Faculty articles in flagship journal

Research Published in Sociology’s Flagship Journal by Two Sociology Faculty

By Don Dillman

The June issue of The American Sociological Review, published bi-monthly by the American Sociological Association and generally viewed as the top sociology journal in the world, included articles authored by WSU faculty members Jennifer Schwartz and Christine Horne.

Dr. Jennifer Schwartz

Dr. Jennifer Schwartz

In light of some monumental changes in gender roles in recent decades, especially the growth in women’s labor force participation and representation in management and professions, one might expect near parity between the sexes in corporate crime. Yet scholarship on gender, crime, work, and organizations suggests that traditional gendered roles and opportunities continue to restrict women’s involvement in white-collar crime.

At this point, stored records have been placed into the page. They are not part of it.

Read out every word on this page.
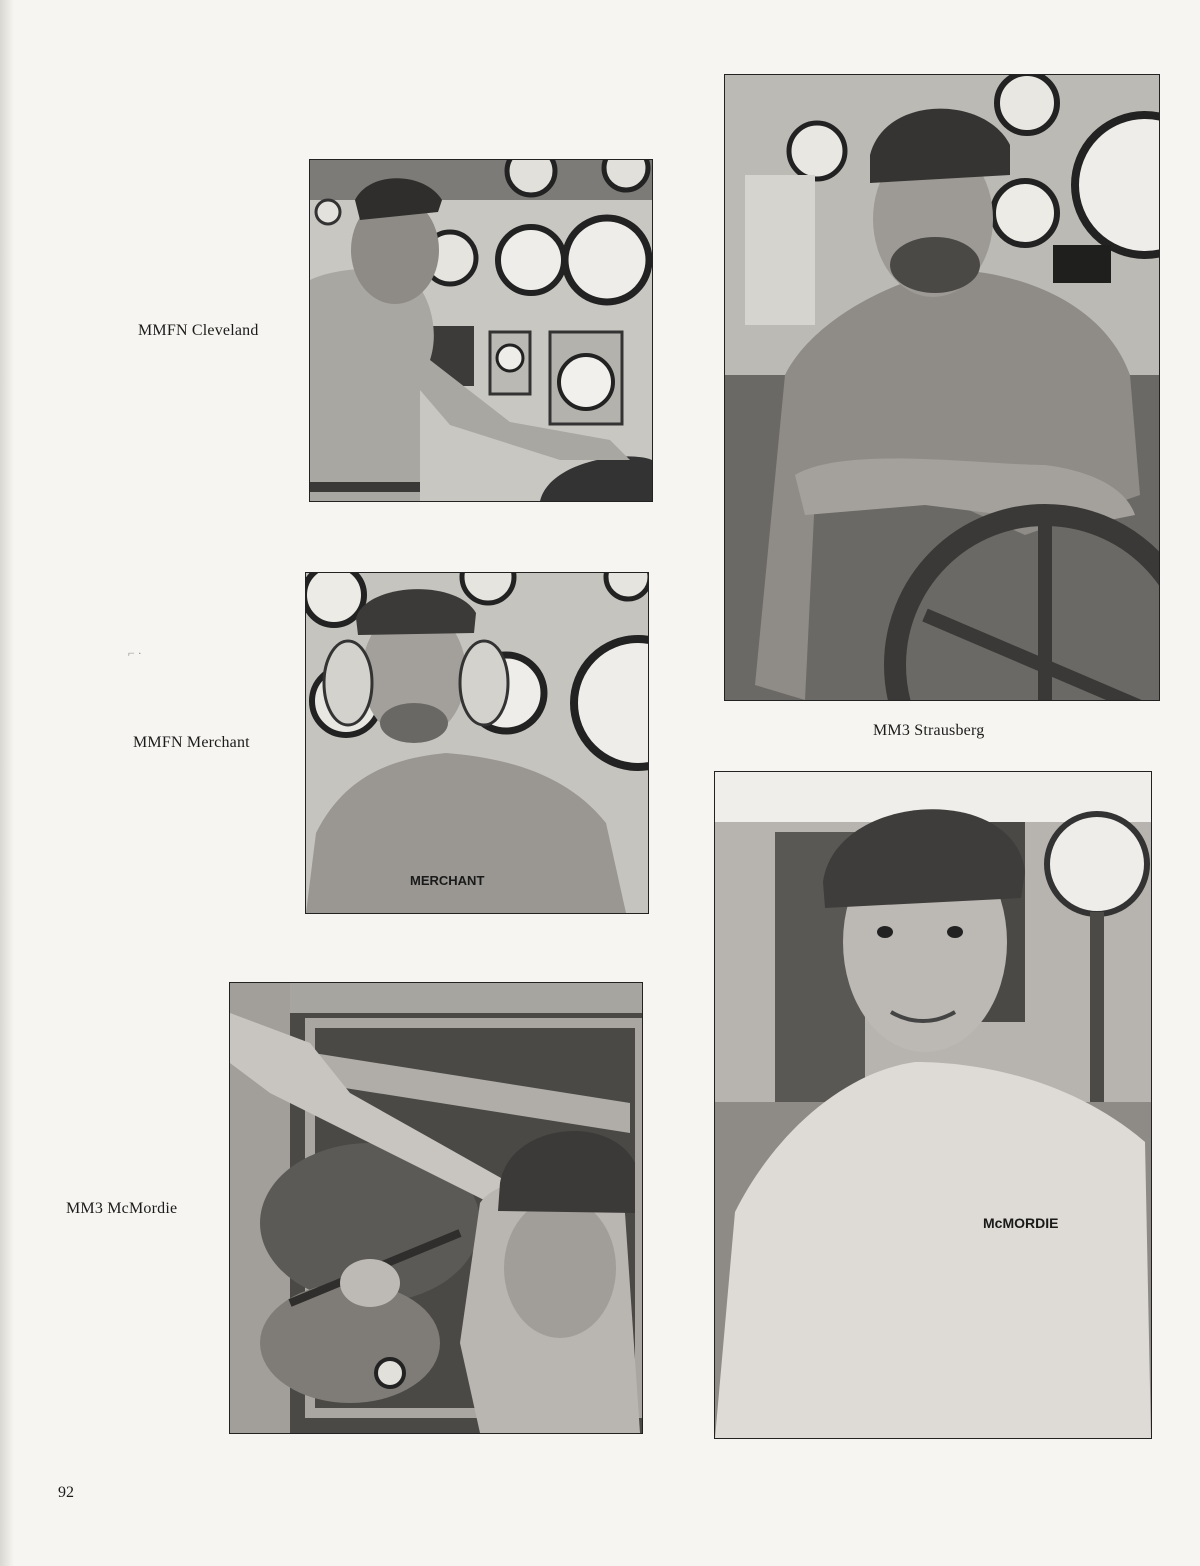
MMFN Cleveland
MM3 Strausberg
MERCHANT
MMFN Merchant
⌐ ·
MM3 McMordie
McMORDIE
92
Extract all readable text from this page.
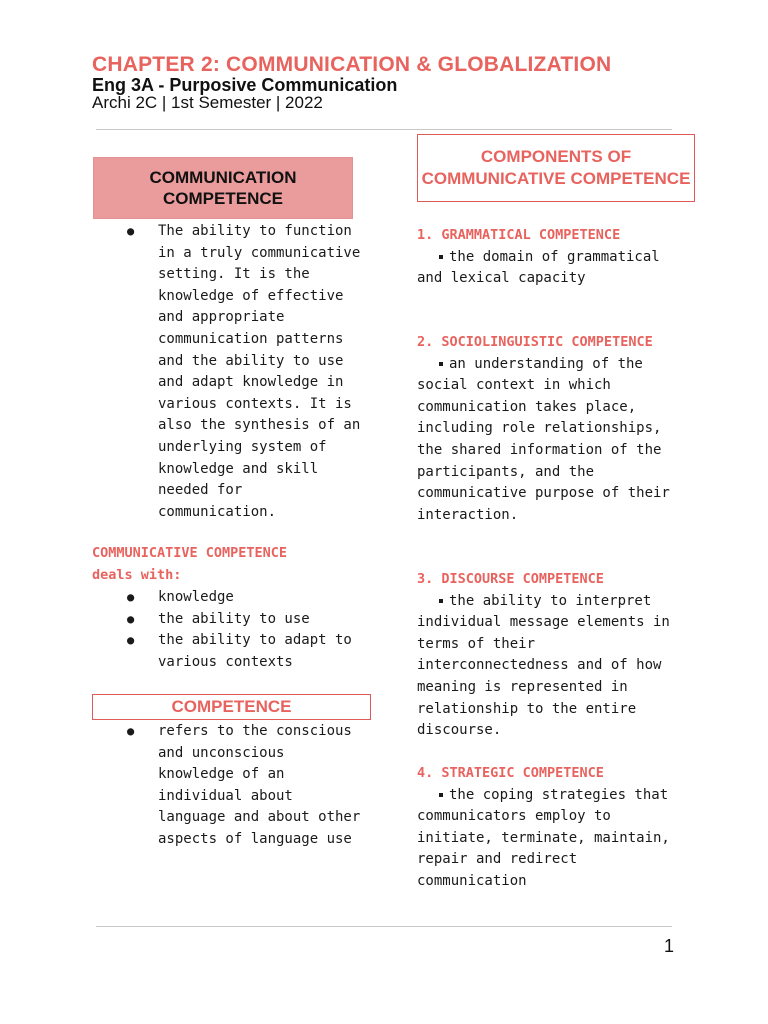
CHAPTER 2: COMMUNICATION & GLOBALIZATION
Eng 3A - Purposive Communication
Archi 2C | 1st Semester | 2022
COMMUNICATION COMPETENCE
● The ability to function in a truly communicative setting. It is the knowledge of effective and appropriate communication patterns and the ability to use and adapt knowledge in various contexts. It is also the synthesis of an underlying system of knowledge and skill needed for communication.
COMMUNICATIVE COMPETENCE deals with:
● knowledge
● the ability to use
● the ability to adapt to various contexts
COMPETENCE
● refers to the conscious and unconscious knowledge of an individual about language and about other aspects of language use
COMPONENTS OF COMMUNICATIVE COMPETENCE
1. GRAMMATICAL COMPETENCE
the domain of grammatical and lexical capacity
2. SOCIOLINGUISTIC COMPETENCE
an understanding of the social context in which communication takes place, including role relationships, the shared information of the participants, and the communicative purpose of their interaction.
3. DISCOURSE COMPETENCE
the ability to interpret individual message elements in terms of their interconnectedness and of how meaning is represented in relationship to the entire discourse.
4. STRATEGIC COMPETENCE
the coping strategies that communicators employ to initiate, terminate, maintain, repair and redirect communication
1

For  “Gender and Twenty-First Century Corporate Crime: Female Involvement and the Gender Gap in Enron-Era Corporate Frauds (American Sociological Review 78(3) 448-476), Jennifer Schwartz, and her two colleagues, Darrell J. Steffensmeier and Michael Roche, combed through indictments and other reliable sources of information on conspiracy groups responsible for 83 major corporate frauds involving over 400 defendants. They  found that women were rarely involved in these schemes. When females were involved, they most often played minor roles, occupied low-level corporate positions, and profited less than their male co-conspirators. Women often became involved because of close personal relationships with male ringleaders, or because they occupied a financial corporate position integral to the crime. Although women have made monumental gains in terms of labor force participation and representation in management and professions in recent decades, they have not entered the ranks of upper-level white-collar crime. Rather, it is “business as usual” when it comes to who commits major corporate frauds.

This corporate fraud project reflects Dr. Schwartz’s larger interest in how social changes and women’s position in society are related to girls’ and women’s criminal offending and social control responses to it. She also studies changes in female and male violence and substance use. Despite the perception that girls and women are becoming more violent or drinking and drunk driving more often, her research finds no such changes over the past several decades. Rather, broader legal policies aiming to arrest more minor offenders have increased the rate at which women are being arrested, especially in comparison to men. The findings across all different sorts of crimes seem to demonstrate that, despite significant changes in the lives of women, the extent and character of female offending haven’t changed all that much.

Dr. Christine HorneDr. Christine Horne

Bridewealth is fundamental to marriage in Africa. It involves families negotiating a bridewealth payment that may include goods such as livestock, clothing, household goods, and other items. The man’s family pays the negotiated amount to the woman’s family. Yet scholars and policymakers know little about its consequences for women in contemporary Africa.

In, “The Shadow of Indebtedness: Bridewealth and Norms Constraining Female Reproductive Automony” (American Sociological Review 78(3) 503-520), Christine Horne and her colleagues, F. Nii-Amoo Dodoo and Naa Dodua Dodoo, use a unique vignette experiment with rural women in the Volta Region of Ghana to test the argument that the payment of bridewealth strengthens normative constraints on women’s autonomy in the reproductive domain. When bridewealth has been paid a woman’s control over her reproduction declines. Their results suggest that the practice of bridewealth institutionalizes patterns of obligation that require women to defer to their male partners in the reproductive domain. Their results suggest that efforts to improve the lives of African women must take into account existing marriage practices and related gender norms. Policies that fail to factor in the normative obligations created by bridewealth payments may have limited success.